Nah, untuk menjawabnya, tentu kita harus meihat bagaimana isu upaya kudeta ini digulirkan dan bagaimana pengamat politik melihatnya sebagai bagian dari strategi Demokrat untuk populer dan juga meningkatkan elektabilitas.
Untuk elektabilitas, ada dugaan bahwa langkah ini untuk menaikkan daya jual Demokrat sebagai partai oposisi yang paling kuat saat ini menggantikan peran dari Gerindra yang sudah bergabung dengan koalisi pemerintah.
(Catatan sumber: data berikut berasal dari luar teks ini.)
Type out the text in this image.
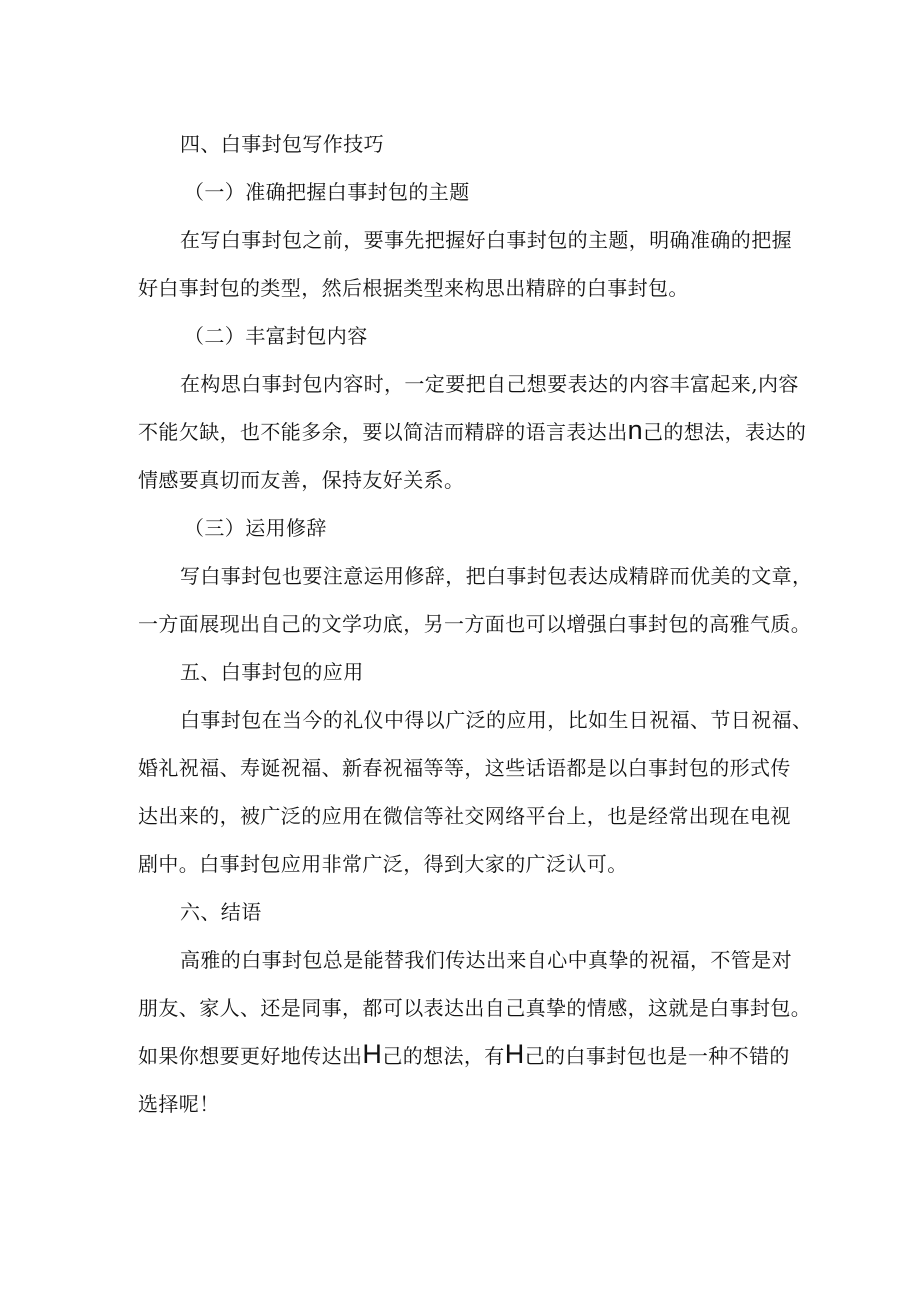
四、白事封包写作技巧
（一）准确把握白事封包的主题
在写白事封包之前，要事先把握好白事封包的主题，明确准确的把握
好白事封包的类型，然后根据类型来构思出精辟的白事封包。
（二）丰富封包内容
在构思白事封包内容时，一定要把自己想要表达的内容丰富起来,内容
不能欠缺，也不能多余，要以简洁而精辟的语言表达出n己的想法，表达的
情感要真切而友善，保持友好关系。
（三）运用修辞
写白事封包也要注意运用修辞，把白事封包表达成精辟而优美的文章，
一方面展现出自己的文学功底，另一方面也可以增强白事封包的高雅气质。
五、白事封包的应用
白事封包在当今的礼仪中得以广泛的应用，比如生日祝福、节日祝福、
婚礼祝福、寿诞祝福、新春祝福等等，这些话语都是以白事封包的形式传
达出来的，被广泛的应用在微信等社交网络平台上，也是经常出现在电视
剧中。白事封包应用非常广泛，得到大家的广泛认可。
六、结语
高雅的白事封包总是能替我们传达出来自心中真挚的祝福，不管是对
朋友、家人、还是同事，都可以表达出自己真挚的情感，这就是白事封包。
如果你想要更好地传达出H己的想法，有H己的白事封包也是一种不错的
选择呢！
Caranya adalah menyatakan pada publik bahwa ada upaya yang diduga melibatkan elemen kekuasaan untuk mengambilalih kepemimpinan di Demokrat secara paksa.
Jika ini menjadi sebuah opini yang "dipercayai" masyarakat, maka Demokrat ingin terlihat seperti partai yang dizolimi, dan berharap agar mendapatkan belas kasihan dari publik.
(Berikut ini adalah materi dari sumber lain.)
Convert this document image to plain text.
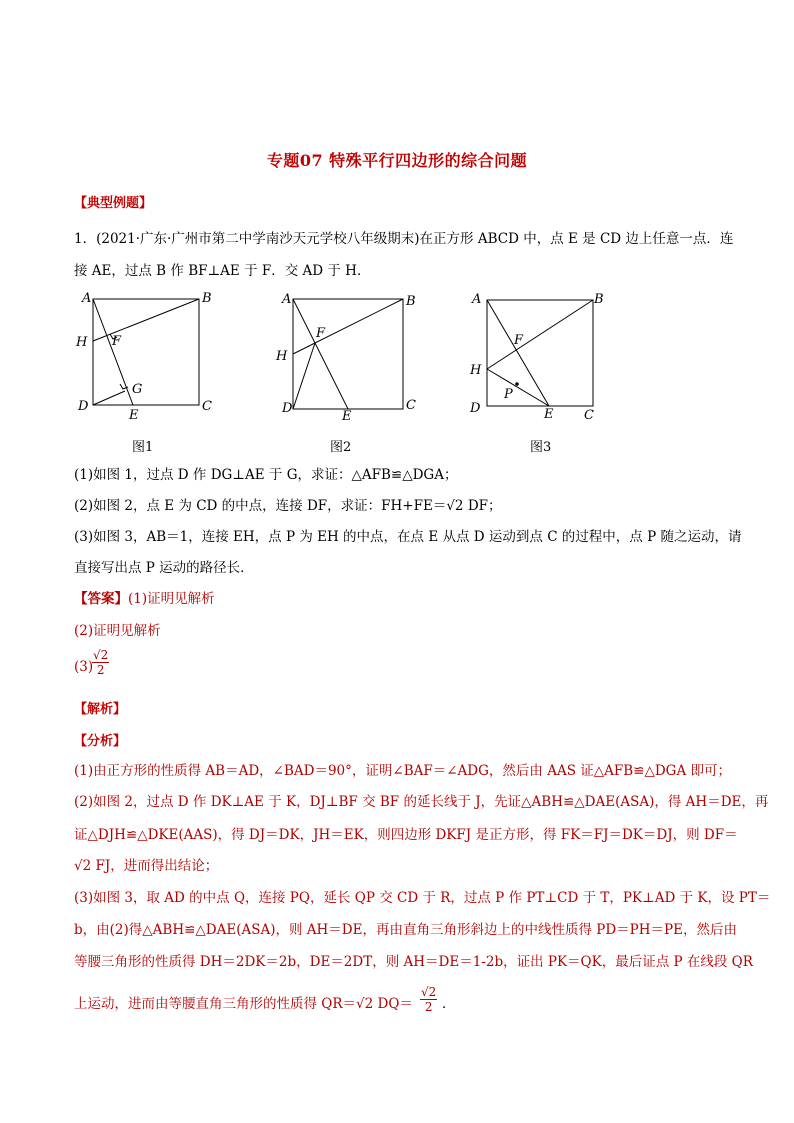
专题07 特殊平行四边形的综合问题
【典型例题】
1．(2021·广东·广州市第二中学南沙天元学校八年级期末)在正方形 ABCD 中，点 E 是 CD 边上任意一点．连
接 AE，过点 B 作 BF⊥AE 于 F．交 AD 于 H．
A	B
C
D
E
F
G
H
A	B
C
D
E
F
H
A	B
C
D	E
F
H
P
图1	图2	图3
(1)如图 1，过点 D 作 DG⊥AE 于 G，求证：△AFB≌△DGA；
(2)如图 2，点 E 为 CD 的中点，连接 DF，求证：FH+FE＝√2 DF；
(3)如图 3，AB＝1，连接 EH，点 P 为 EH 的中点，在点 E 从点 D 运动到点 C 的过程中，点 P 随之运动，请
直接写出点 P 运动的路径长．
【答案】(1)证明见解析
(2)证明见解析
(3)
$\frac{√2}{2}$
【解析】
【分析】
(1)由正方形的性质得 AB＝AD，∠BAD＝90°，证明∠BAF＝∠ADG，然后由 AAS 证△AFB≌△DGA 即可；
(2)如图 2，过点 D 作 DK⊥AE 于 K，DJ⊥BF 交 BF 的延长线于 J，先证△ABH≌△DAE(ASA)，得 AH＝DE，再
证△DJH≌△DKE(AAS)，得 DJ＝DK，JH＝EK，则四边形 DKFJ 是正方形，得 FK＝FJ＝DK＝DJ，则 DF＝
√2 FJ，进而得出结论；
(3)如图 3，取 AD 的中点 Q，连接 PQ，延长 QP 交 CD 于 R，过点 P 作 PT⊥CD 于 T，PK⊥AD 于 K，设 PT＝
b，由(2)得△ABH≌△DAE(ASA)，则 AH＝DE，再由直角三角形斜边上的中线性质得 PD＝PH＝PE，然后由
等腰三角形的性质得 DH＝2DK＝2b，DE＝2DT，则 AH＝DE＝1-2b，证出 PK＝QK，最后证点 P 在线段 QR
上运动，进而由等腰直角三角形的性质得 QR＝√2 $DQ= \frac{√2}{2}$ ．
Pertanyaannya adalah apakah strategi ini berhasil? Dari pernyataan Adi Prayitno dalam tautan yang sama ini belum dikatakan berhasil.
Adi mengatakan ada perbedaan opini tentang isu ini, sehingga Demokrat bisa dikatakan belum menuai hasil seperti yang diinginkan.
"Saat ini publik terbelah dalam menyikapi isu kudeta demokrat. Terjadi tauran opini, jadi belum ketahuan siapa yang lebih kuat. Harus ada alat ukur yang objektif," kata Adi.
Realitanya memang demikian, alih-alih mendapat tanggapan positif tentang upaya kudeta dari elemen kekuasaan, Demokrat malah disibukkan denngan persoalan internal partai, seperti ketidakpuasan kader dan sebagainya.
Di titik ini, apa yang perlu dilakukan oleh Demokrat? Jika menggunakan landasan berpikir seperti ini, maka rasanya Demokrat perlu menyiapkan langkah atau plan B, agar tujuan elektabilitas tercapai.
Nampaknya, langkah-langkah itu sudah terlihat. Salah satunya adalah bagaimana Demokrat begitu reaktif setelah rencana revisi UU Pemilu benar-benar dibatalkan.
Demokrat bahkan menyebut bahwa ada rencana dibalik pembatalan revisi UU Pemilu, salahs atunya adalah  Jokowi  yang dianggap menggunakan momen ini  untuk menyiapkan Gibran untuk maju ke DKI 2024 untuk menjegal Anies.